Ceux qui avaient faim.
Bam!
Avec peu ou pas de système de soutien, il n’y avait pas d’intermédiaire entre cette nouvelle réalité et moi.

Ceux qui avaient soif.
Bam!
Je n’avais jamais vu rien de tel de si près, de trop près même.

Ceux qui avaient tout perdu. Tout perdu.
Bam! Bam! Bam!

Cette vaste étendue semblait parfois se refermer sur nous, sur notre isolement, sur cette autre réalité dénudée de fausseté où le passé côtoie le présent et prépare l’avenir. Ma vision du monde, de mon pays finit par éclater.

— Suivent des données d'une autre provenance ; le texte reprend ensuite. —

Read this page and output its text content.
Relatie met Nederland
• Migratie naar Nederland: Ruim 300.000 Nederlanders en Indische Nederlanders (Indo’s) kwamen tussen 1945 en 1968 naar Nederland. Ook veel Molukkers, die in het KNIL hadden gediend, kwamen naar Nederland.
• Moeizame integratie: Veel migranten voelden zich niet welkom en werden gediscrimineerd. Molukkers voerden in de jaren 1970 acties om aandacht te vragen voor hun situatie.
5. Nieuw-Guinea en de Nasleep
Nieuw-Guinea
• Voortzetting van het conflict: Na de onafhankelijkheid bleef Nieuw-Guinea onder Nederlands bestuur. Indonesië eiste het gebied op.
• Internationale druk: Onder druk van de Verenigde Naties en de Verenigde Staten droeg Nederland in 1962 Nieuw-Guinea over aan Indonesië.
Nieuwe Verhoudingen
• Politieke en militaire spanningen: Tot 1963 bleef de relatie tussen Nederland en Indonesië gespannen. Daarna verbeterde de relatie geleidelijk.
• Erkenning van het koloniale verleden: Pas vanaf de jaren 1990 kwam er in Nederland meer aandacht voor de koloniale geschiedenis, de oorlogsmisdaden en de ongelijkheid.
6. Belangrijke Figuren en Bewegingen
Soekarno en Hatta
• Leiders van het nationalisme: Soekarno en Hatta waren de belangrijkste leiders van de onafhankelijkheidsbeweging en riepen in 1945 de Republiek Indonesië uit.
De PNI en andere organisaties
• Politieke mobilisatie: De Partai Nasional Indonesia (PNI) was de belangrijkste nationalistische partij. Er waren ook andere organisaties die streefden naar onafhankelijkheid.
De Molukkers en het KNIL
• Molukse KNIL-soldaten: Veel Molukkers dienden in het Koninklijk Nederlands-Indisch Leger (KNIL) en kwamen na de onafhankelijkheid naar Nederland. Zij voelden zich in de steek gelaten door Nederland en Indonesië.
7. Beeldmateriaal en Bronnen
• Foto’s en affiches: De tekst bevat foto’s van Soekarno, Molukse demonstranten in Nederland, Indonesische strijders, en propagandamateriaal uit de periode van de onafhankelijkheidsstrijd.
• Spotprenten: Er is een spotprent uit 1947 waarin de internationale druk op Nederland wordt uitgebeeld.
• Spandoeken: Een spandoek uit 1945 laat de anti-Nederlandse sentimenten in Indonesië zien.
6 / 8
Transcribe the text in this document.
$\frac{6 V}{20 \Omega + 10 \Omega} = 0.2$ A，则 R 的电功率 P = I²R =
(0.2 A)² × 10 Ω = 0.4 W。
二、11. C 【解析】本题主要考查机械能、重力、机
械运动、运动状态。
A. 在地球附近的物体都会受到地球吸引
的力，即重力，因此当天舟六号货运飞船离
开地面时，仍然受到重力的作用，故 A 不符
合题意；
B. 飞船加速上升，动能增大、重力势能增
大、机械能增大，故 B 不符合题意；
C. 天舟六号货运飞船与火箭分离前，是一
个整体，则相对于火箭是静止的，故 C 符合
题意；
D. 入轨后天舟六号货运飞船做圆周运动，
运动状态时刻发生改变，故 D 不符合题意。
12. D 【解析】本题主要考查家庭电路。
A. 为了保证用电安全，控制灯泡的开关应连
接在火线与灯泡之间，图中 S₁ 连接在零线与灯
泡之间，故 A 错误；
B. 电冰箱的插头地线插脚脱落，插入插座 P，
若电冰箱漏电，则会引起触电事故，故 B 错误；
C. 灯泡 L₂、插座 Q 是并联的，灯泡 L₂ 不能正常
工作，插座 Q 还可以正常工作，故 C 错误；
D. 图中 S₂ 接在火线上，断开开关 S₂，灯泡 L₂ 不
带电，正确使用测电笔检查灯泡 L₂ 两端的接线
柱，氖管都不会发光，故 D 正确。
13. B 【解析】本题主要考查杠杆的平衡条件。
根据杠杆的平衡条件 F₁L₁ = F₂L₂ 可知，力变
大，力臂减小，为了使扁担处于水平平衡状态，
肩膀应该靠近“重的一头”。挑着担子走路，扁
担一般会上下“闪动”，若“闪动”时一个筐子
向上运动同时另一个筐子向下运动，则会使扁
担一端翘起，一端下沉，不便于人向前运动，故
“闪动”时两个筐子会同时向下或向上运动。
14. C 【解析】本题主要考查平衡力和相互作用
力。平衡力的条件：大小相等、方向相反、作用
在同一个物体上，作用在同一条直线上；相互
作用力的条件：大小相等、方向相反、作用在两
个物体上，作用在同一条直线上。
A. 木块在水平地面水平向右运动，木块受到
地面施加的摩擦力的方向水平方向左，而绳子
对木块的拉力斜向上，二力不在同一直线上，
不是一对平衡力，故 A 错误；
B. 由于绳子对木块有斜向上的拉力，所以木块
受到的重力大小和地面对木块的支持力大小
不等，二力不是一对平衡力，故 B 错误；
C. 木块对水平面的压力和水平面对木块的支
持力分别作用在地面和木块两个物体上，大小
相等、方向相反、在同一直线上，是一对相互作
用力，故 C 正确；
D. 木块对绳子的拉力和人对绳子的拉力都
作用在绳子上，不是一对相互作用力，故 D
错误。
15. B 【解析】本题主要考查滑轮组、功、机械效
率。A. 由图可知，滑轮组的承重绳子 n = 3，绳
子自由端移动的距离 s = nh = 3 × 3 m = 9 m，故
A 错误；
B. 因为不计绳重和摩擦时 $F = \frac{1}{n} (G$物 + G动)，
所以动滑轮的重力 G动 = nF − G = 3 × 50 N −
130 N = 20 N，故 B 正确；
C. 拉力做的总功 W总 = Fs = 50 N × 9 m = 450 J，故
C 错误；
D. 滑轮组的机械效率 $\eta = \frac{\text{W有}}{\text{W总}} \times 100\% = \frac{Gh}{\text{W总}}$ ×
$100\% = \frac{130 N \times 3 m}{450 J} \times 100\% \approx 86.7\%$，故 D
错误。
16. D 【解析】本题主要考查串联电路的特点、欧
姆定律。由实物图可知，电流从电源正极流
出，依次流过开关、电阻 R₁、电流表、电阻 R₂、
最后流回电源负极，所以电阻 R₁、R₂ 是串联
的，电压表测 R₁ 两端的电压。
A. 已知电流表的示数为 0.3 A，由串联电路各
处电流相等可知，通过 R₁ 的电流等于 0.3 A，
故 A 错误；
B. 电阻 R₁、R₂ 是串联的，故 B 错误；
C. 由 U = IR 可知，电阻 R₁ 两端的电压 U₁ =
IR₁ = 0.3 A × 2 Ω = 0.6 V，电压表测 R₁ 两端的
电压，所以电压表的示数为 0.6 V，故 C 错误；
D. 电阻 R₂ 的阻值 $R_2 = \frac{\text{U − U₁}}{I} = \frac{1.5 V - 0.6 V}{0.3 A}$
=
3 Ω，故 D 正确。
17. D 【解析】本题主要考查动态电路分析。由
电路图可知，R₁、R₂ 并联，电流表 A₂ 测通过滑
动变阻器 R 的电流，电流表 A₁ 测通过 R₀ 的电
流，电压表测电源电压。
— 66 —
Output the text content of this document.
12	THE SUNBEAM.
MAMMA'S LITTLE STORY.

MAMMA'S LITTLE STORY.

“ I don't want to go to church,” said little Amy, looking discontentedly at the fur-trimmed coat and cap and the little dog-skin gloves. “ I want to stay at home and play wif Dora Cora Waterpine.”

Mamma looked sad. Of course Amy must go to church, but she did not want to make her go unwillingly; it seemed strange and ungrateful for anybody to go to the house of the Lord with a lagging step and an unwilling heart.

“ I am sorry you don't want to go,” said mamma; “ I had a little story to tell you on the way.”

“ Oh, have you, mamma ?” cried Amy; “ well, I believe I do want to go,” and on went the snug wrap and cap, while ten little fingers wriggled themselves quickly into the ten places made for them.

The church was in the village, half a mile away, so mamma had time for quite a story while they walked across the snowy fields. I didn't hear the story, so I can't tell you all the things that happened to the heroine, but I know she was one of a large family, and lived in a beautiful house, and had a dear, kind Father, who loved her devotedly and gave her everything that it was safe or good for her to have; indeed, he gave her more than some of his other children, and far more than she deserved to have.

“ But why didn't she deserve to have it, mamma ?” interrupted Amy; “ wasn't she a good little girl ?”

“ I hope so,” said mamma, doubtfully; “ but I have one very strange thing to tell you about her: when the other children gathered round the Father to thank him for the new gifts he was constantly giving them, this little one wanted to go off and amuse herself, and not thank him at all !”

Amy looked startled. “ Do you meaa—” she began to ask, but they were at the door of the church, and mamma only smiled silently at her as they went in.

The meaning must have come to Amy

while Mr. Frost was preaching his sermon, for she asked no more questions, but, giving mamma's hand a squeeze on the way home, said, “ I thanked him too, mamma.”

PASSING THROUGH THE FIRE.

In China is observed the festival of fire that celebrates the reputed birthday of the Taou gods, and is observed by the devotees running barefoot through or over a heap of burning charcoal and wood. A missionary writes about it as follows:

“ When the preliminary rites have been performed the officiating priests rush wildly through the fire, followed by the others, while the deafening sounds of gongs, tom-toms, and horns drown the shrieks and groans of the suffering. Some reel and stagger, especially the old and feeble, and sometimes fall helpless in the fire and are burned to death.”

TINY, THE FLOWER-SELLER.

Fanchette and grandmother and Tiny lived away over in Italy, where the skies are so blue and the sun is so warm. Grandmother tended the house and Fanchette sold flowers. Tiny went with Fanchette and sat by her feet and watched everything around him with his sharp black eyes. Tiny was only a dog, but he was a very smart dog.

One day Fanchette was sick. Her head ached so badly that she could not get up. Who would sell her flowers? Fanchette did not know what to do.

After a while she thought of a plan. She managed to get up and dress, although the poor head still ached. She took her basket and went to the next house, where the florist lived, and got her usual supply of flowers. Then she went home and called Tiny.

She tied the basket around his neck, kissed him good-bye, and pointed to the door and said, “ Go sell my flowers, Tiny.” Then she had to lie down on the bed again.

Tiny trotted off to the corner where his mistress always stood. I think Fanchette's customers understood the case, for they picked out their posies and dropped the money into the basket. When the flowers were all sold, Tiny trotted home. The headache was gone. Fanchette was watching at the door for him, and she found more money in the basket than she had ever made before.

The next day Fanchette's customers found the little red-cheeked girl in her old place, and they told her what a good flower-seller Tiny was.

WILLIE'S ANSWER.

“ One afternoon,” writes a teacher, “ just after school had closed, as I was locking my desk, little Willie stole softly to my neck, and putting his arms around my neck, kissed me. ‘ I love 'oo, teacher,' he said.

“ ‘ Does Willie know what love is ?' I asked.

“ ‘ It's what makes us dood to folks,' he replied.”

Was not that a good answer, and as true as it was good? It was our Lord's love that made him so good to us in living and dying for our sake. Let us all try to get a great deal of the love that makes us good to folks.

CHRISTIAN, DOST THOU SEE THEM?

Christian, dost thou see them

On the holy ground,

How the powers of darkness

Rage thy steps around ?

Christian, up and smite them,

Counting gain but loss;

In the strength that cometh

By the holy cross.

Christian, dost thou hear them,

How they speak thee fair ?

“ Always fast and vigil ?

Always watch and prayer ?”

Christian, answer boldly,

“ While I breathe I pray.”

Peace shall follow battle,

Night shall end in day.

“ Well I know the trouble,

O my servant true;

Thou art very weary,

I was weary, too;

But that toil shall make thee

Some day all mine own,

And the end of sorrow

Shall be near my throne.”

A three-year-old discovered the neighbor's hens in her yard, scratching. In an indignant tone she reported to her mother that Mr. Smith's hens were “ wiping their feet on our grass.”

C’était peut-être pour mieux la rassembler, mais tout, même moi, était maintenant à la fois pareil et différent.
Je ne suis pas revenue avec un tas de souvenirs ni de photos dans ma valise. Il n’y avait pas de musées à visiter, de festivals à explorer ni de bons restaurants à recommander. Les vastes étendues, les aurores boréales, les troupeaux de caribous et les sourires des gens perdent tous de leur grandeur, de leur splendeur en photos.
Lors de mon premier séjour dans une petite communauté isolée dans le Grand Nord canadien, je n’ai ramené qu’un souvenir d’un souvenir.
Le bien, le mal et tout ce qu’il y a entre les deux.